By JERRY TALLMER
Film Forum hosts new 35mm print of 1929 Paramount film starring Jeanne Eagels
Norma Jean, Jean, and Jeanne. Before there was Marilyn Monroe there was Jean Harlow, and before her there was Jeanne Eagels. Eagels was primarily a stage actress and the other two were motion-picture actresses, but they all symbolized something—something blonde and bad and beddable, and they all died young—Monroe at 36, Harlow at 26, Eagels at 35.
Not very many people alive today ever saw Jeanne Eagels on stage or even on screen. On April 7, at Film Forum, there’s a rare opportunity to do just that through one of three showings there of a new print of “The Letter,” an early talkie starring Eagels in the year she died of an overdose, 1929.
(The other half of the one-day-only double-bill is a new restoration of the 1926 silent of “The Scarlet Letter” starring Lillian Gish under the direction of Sweden’s masterful Victor Sjostrom—who as an actor would much later be the old grandfather of Ingmar Bergman’s “Wild Strawberries.”)
“The Scarlet Letter” is of course Hawthorne. “The Letter” is W. Somerset Maugham, whose 1927 play of that name would so fascinate Hollywood as a melodrama that they’d make it again, starring Bette Davis, in 1940—a film that quite a few people alive today have seen and still remember.
A bridge between the two versions of “The Letter” is Herbert Marshall, who plays the callous two-timing lover given six bullets between the eyes and elsewhere by Eagels in the first and the cloddish cold-fish husband of Davis in the second. Marshall is a loser in both cases, exemplifying in subtext Willy Maugham’s caustic opinion of heterosexual masculinity.

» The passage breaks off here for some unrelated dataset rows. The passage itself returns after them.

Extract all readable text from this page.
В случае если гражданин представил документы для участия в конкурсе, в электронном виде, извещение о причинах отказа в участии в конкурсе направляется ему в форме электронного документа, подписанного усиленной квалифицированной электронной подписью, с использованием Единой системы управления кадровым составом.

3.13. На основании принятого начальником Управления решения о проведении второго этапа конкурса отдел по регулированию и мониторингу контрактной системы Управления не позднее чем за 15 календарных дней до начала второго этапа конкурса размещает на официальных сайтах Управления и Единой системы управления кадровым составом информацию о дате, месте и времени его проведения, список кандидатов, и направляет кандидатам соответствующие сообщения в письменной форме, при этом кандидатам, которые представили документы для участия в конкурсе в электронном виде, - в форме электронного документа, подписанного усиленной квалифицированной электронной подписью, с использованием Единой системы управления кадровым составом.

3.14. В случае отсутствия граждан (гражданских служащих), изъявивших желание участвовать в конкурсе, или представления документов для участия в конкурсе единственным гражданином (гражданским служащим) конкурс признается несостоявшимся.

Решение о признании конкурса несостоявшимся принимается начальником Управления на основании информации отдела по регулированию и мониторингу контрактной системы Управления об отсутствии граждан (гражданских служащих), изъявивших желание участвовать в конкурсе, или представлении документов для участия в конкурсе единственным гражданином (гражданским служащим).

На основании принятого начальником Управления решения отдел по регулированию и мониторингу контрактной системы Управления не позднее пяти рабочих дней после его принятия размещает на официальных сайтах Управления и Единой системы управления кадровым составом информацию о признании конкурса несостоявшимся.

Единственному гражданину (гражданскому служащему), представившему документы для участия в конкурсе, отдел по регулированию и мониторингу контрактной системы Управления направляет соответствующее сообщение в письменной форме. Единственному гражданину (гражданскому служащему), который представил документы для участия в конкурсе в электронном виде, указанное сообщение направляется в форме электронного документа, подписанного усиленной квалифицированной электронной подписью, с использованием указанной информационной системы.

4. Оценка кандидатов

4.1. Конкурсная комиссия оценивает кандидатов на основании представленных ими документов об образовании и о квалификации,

And Jeannie Eagels? She had already starred—twice—on Broadway, for hundreds of performances between 1922 and 1926, as an even more notorious Maugham South Seas heroine, the Sadie Thompson who seduces the Reverend Alfred Davidson in “Rain.”
In “The Letter,” in her genteel British via Kansas City via New York via California accent—fighting its way along a rudimentary sound track—it’s a little hard to imagine Eagles seducing anybody. But it’s not hard to imagine bored, platinum Leslie Crosbie, fed up with her husband and his goddamn rubber plantation in Indonesia—a place and environment and population she detests—being only too ready to be seduced by anything in pants that comes along.
When the plot takes her in person to the Chinese mistress of her late lover, $10,000 dollars in hand to buy back the passionate letter to him with which she is being blackmailed, Mrs. Crosbie’s Chinese rival makes sure that this aloof, uptight white woman gets a good look at a cageful of giggling birds, the whore-lets of a den of vice. For a split second, one gets the impression that Leslie Crosbie, for all her racist fear and loathing, might actually envy those twittering, unfree, uncaring prostitutes.
It is a better life, anyway, than being tied to a husband (Reginald Owen) who thinks more of his rubber trees (“Rubber! Rubber! Rubber!”) than of love, or being cast aside, after a mad adulterous affair, by a man who with brutal bluntness now says: “I’m fed up, sick of the sight of you… One either loves or one doesn’t.”
She reaches for the revolver. Plunk! Not a bang, but a plunk! And then five more plunks! And even so, the jury—an all-male jury of course—having listened to her lying story, comes right back in with a verdict of not guilty.
There is little that is subtle in this adaptation from Maugham by Monta Bell, Jean de Limur and some others, and less that is subtle in the direction by de Limur or—especially in a lot of crass raging at the end, once the truth has come out—in the portrait of Leslie Crosbie by Jeannie Eagels.
Actually the toughest and cleanest film portrait is that by O.P. Heggie of the barrister who has to defend this lying lady, even when he finally learns that she is lying—and even he then breaks down into a dundering male oaf who immediately spills her secret to her husband.
It’s enough to make anybody sick to death, and Jeannie Eagels shortly thereafter obliged all of them—directors, actors, Maugham, fans, the world and her own several husbands and lovers—with an irreversible exit. At Film Forum on April 7 there’s an opportunity to go and say, “Goodbye, see you sometime.”